All you need is to look at when they finally gave up certain colonial territories like India. The US (and even Canada) just continued the legacy of poor treatment & cruetly towards native peoples.
Every country did this. Even the Native Americans did this.
Hell, Europe was colonized by Asians and Arabs _before_ Europe colonized the Americas.
Hi Mr.Beat, you answered mine prayers all this time! You spoke all in this video exactly about why I argued all my life why I should be civilized when I know we lived like Adam and Eve, meaning we had fruits and free of land to go to roam for livestock only intended to kill and eat , & use it as clothing for emergency. A warrior meant providing for the family, not a savage who was skilled in killing. They only used that to protect their loved ones with all their heart, mind, and spirit . As what we say “To the Death”. I am showing this nice video to my grandparents who raised me from Texas, even though I live in Arkansas by the Oklahoma border. I’m half breed Apache and mixed French Spanish.
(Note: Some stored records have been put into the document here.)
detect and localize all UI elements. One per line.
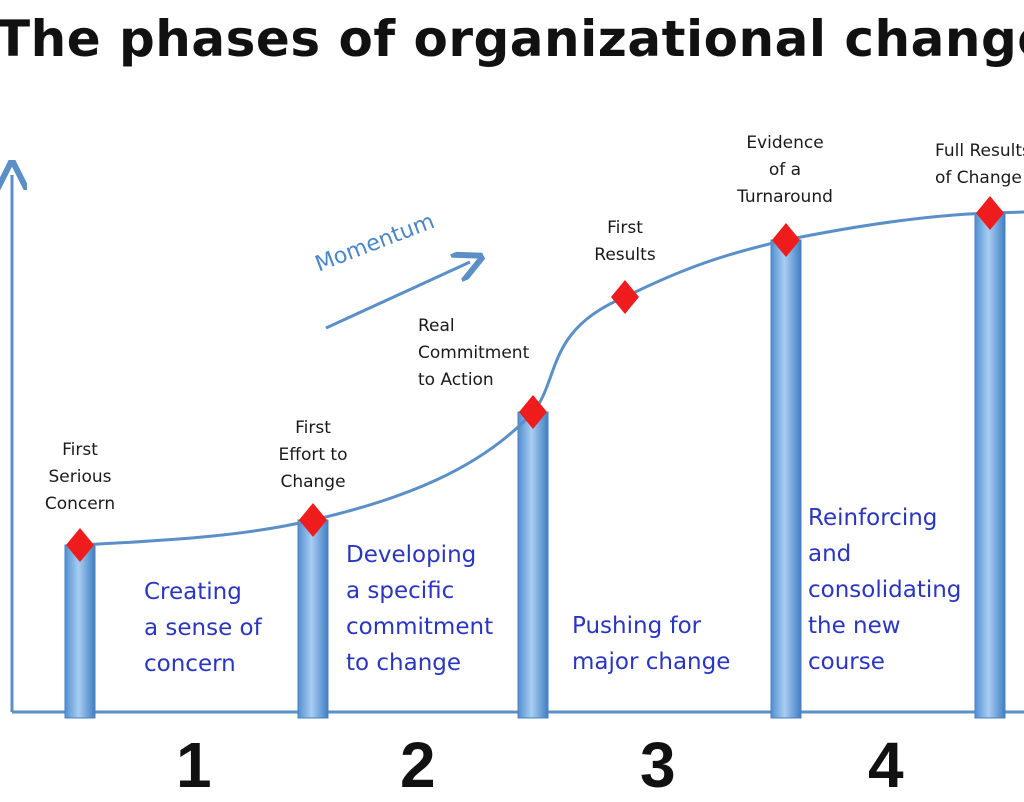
milestone-diamond: [299, 503, 327, 537]
milestone-diamond: [519, 395, 547, 429]
phase-number-2: 2: [400, 729, 436, 801]
page-title: The phases of organizational change: [0, 10, 1024, 68]
milestone-label: First Results: [594, 218, 656, 265]
milestone-diamond: [66, 528, 94, 562]
milestone-label: Full Results of Change: [935, 141, 1024, 188]
milestone-bar: [64, 544, 96, 719]
phase-number-4: 4: [868, 729, 904, 801]
phase-4-text: Reinforcing and consolidating the new course: [808, 505, 962, 675]
progress-curve: [79, 210, 1024, 547]
momentum-arrow: [325, 262, 470, 330]
change-diagram: [0, 0, 1024, 719]
milestone-label: Evidence of a Turnaround: [737, 133, 833, 207]
milestone-diamond: [772, 223, 800, 257]
milestone-label: First Effort to Change: [278, 418, 348, 492]
milestone-label: First Serious Concern: [44, 440, 116, 514]
phase-number-1: 1: [176, 729, 212, 801]
milestone-diamond: [611, 280, 639, 314]
phase-2-text: Developing a specific commitment to change: [346, 542, 494, 676]
phase-1-text: Creating a sense of concern: [144, 579, 262, 677]
milestone-bar: [517, 411, 549, 719]
phase-number-3: 3: [640, 729, 676, 801]
milestone-bar: [770, 239, 802, 719]
milestone-label: Real Commitment to Action: [418, 316, 530, 390]
phase-3-text: Pushing for major change: [572, 613, 731, 675]
milestone-bar: [297, 519, 329, 719]
milestone-diamond: [976, 196, 1004, 230]
milestone-bar: [974, 212, 1006, 719]
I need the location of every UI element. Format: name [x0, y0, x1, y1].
I resemble more Apache due to my skin tone and long dark lavish hair below to the shoulders , and boney eyebrows with high cheekbones, that I took after mine mother.
@ 4:53- They bleached their skin too? As a matter of fact, I think that would be a great vid for you to do Mr. Beat. This phenomenon of skin bleaching thats blazing through third world cultures in particular, as I do believe, this probably has something to do with assimilation.
I was wondering what the hell they did his skin tone, if it was lighting or they somehow changed it? Jesus Christ, man.
Nothing is wrong with adopting other cultures, being forced to is different
My grandma has been traumatized for years, only recently has she talked about her time in a Canadian residential school, it's so heartbreaking to hear her mention it.